Waterstof is een groene brandstof die we kunnen winnen uit water via elektrolyse. Als dat met groene stroom gebeurt, is de broeikasuitstoot nagenoeg nul. Maar zoet water is natuurlijk ook een kostbaar goed. Lukt het ook met zout zeewater?
Als er van iets op deze planeet geen tekort is, dan is het wel zeewater. Dus waarom wordt zeewater niet massaal gebruikt om waterstof aan te maken, in plaats van zoet water – dat in tal van gebieden een almaar schaarser goed wordt? Simpel, het zout in zeewater is zo agressief dat een elektrolyseopstelling het nauwelijks langer dan een etmaal volhoudt. Na een tiental uur is de positief geladen anode (die de negatief geladen zuurstofionen aantrekt, maar in zeewater dus ook de chloorionen) compleet weggeroest.

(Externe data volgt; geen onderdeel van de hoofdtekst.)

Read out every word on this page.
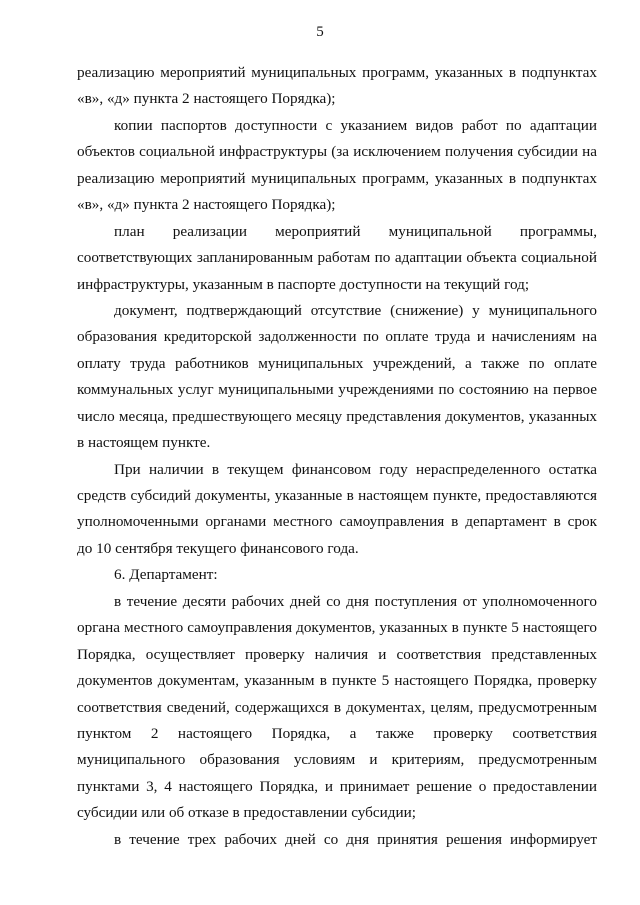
5
реализацию мероприятий муниципальных программ, указанных в подпунктах
«в», «д» пункта 2 настоящего Порядка);
копии паспортов доступности с указанием видов работ по адаптации
объектов социальной инфраструктуры (за исключением получения субсидии на
реализацию мероприятий муниципальных программ, указанных в подпунктах
«в», «д» пункта 2 настоящего Порядка);
план реализации мероприятий муниципальной программы,
соответствующих запланированным работам по адаптации объекта социальной
инфраструктуры, указанным в паспорте доступности на текущий год;
документ, подтверждающий отсутствие (снижение) у муниципального
образования кредиторской задолженности по оплате труда и начислениям на
оплату труда работников муниципальных учреждений, а также по оплате
коммунальных услуг муниципальными учреждениями по состоянию на первое
число месяца, предшествующего месяцу представления документов, указанных
в настоящем пункте.
При наличии в текущем финансовом году нераспределенного остатка
средств субсидий документы, указанные в настоящем пункте, предоставляются
уполномоченными органами местного самоуправления в департамент в срок
до 10 сентября текущего финансового года.
6. Департамент:
в течение десяти рабочих дней со дня поступления от уполномоченного
органа местного самоуправления документов, указанных в пункте 5 настоящего
Порядка, осуществляет проверку наличия и соответствия представленных
документов документам, указанным в пункте 5 настоящего Порядка, проверку
соответствия сведений, содержащихся в документах, целям, предусмотренным
пунктом 2 настоящего Порядка, а также проверку соответствия
муниципального образования условиям и критериям, предусмотренным
пунктами 3, 4 настоящего Порядка, и принимает решение о предоставлении
субсидии или об отказе в предоставлении субсидии;
в течение трех рабочих дней со дня принятия решения информирует
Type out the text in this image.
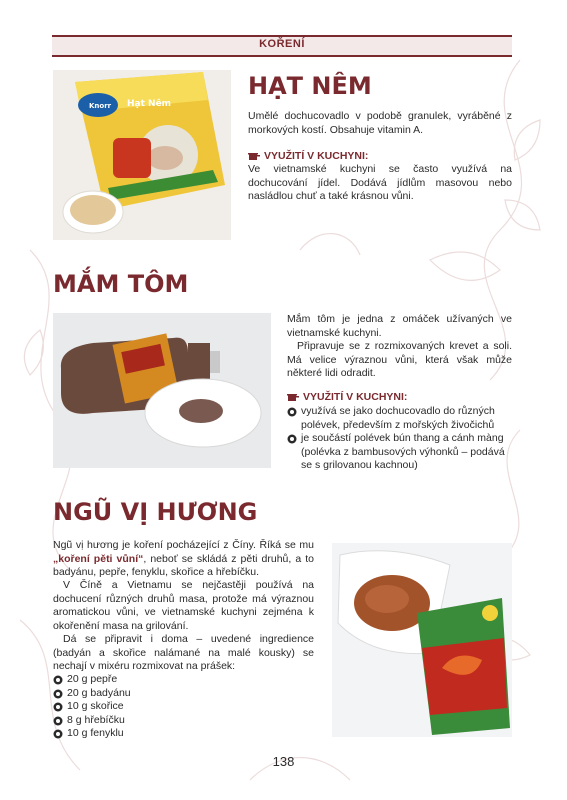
KOŘENÍ
Hạt Nêm
Knorr
HẠT NÊM

Umělé dochucovadlo v podobě granulek, vyráběné z morkových kostí. Obsahuje vitamin A.

VYUŽITÍ V KUCHYNI:

Ve vietnamské kuchyni se často využívá na dochucování jídel. Dodává jídlům masovou nebo nasládlou chuť a také krásnou vůni.

MẮM TÔM

Mắm tôm je jedna z omáček užívaných ve vietnamské kuchyni.

Připravuje se z rozmixovaných krevet a soli. Má velice výraznou vůni, která však může některé lidi odradit.

VYUŽITÍ V KUCHYNI:

využívá se jako dochucovadlo do různých polévek, především z mořských živočichů
je součástí polévek bún thang a cánh màng (polévka z bambusových výhonků – podává se s grilovanou kachnou)
NGŨ VỊ HƯƠNG

Ngũ vị hương je koření pocházející z Číny. Říká se mu „koření pěti vůní“, neboť se skládá z pěti druhů, a to badyánu, pepře, fenyklu, skořice a hřebíčku.

V Číně a Vietnamu se nejčastěji používá na dochucení různých druhů masa, protože má výraznou aromatickou vůni, ve vietnamské kuchyni zejména k okořenění masa na grilování.

Dá se připravit i doma – uvedené ingredience (badyán a skořice nalámané na malé kousky) se nechají v mixéru rozmixovat na prášek:

20 g pepře
20 g badyánu
10 g skořice
8 g hřebíčku
10 g fenyklu
138
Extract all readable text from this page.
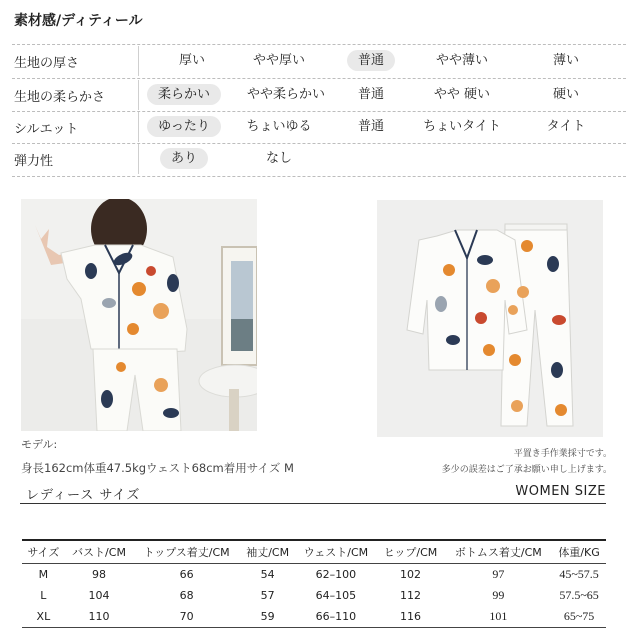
素材感/ディティール
生地の厚さ	厚い	やや厚い	普通	やや薄い	薄い
生地の柔らかさ	柔らかい	やや柔らかい	普通	やや 硬い	硬い
シルエット	ゆったり	ちょいゆる	普通	ちょいタイト	タイト
弾力性	あり	なし
モデル:
身長162cm体重47.5kgウェスト68cm着用サイズ M
平置き手作業採寸です。
多少の誤差はご了承お願い申し上げます。
レディース サイズ	WOMEN SIZE
サイズ	バスト/CM	トップス着丈/CM	袖丈/CM	ウェスト/CM	ヒップ/CM	ボトムス着丈/CM	体重/KG
M	98	66	54	62–100	102	97	45~57.5
L	104	68	57	64–105	112	99	57.5~65
XL	110	70	59	66–110	116	101	65~75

Amerikaanse techneuten hebben daar nu wat op gevonden. Ze deden dit door de anode van een elektrolyseapparaat te coaten met een metaallaag die eveneens rijk is aan negatief geladen ionen. Dit in de hoop dat deze ionen de corroderende chloorionen zou weghouden van de anode – net zoals de noordpolen van twee magneten elkaar afstoten.
Hun aanpak blijkt te werken. De onderzoekers konden dit demonstreren in een opstelling in het lab. Niet alleen hield de anode het veel langer uit (minstens duizend uur), de elektrische stroom bleef ook goed op peil, waardoor de waterstofproductie (bij de kathode) niet stilviel.
De wetenschappers denken dat ze met hun uitvinding het wereldrecord ‘zeewater splitsen’ hebben gebroken – al zal het Guinness Book of Records dit nog moeten verifiëren. Tegelijk hopen ze dat meer toegepast ingestelde collega’s met hun vinding aan de slag gaan om deze zo goed mogelijk op te schalen naar industrieel niveau.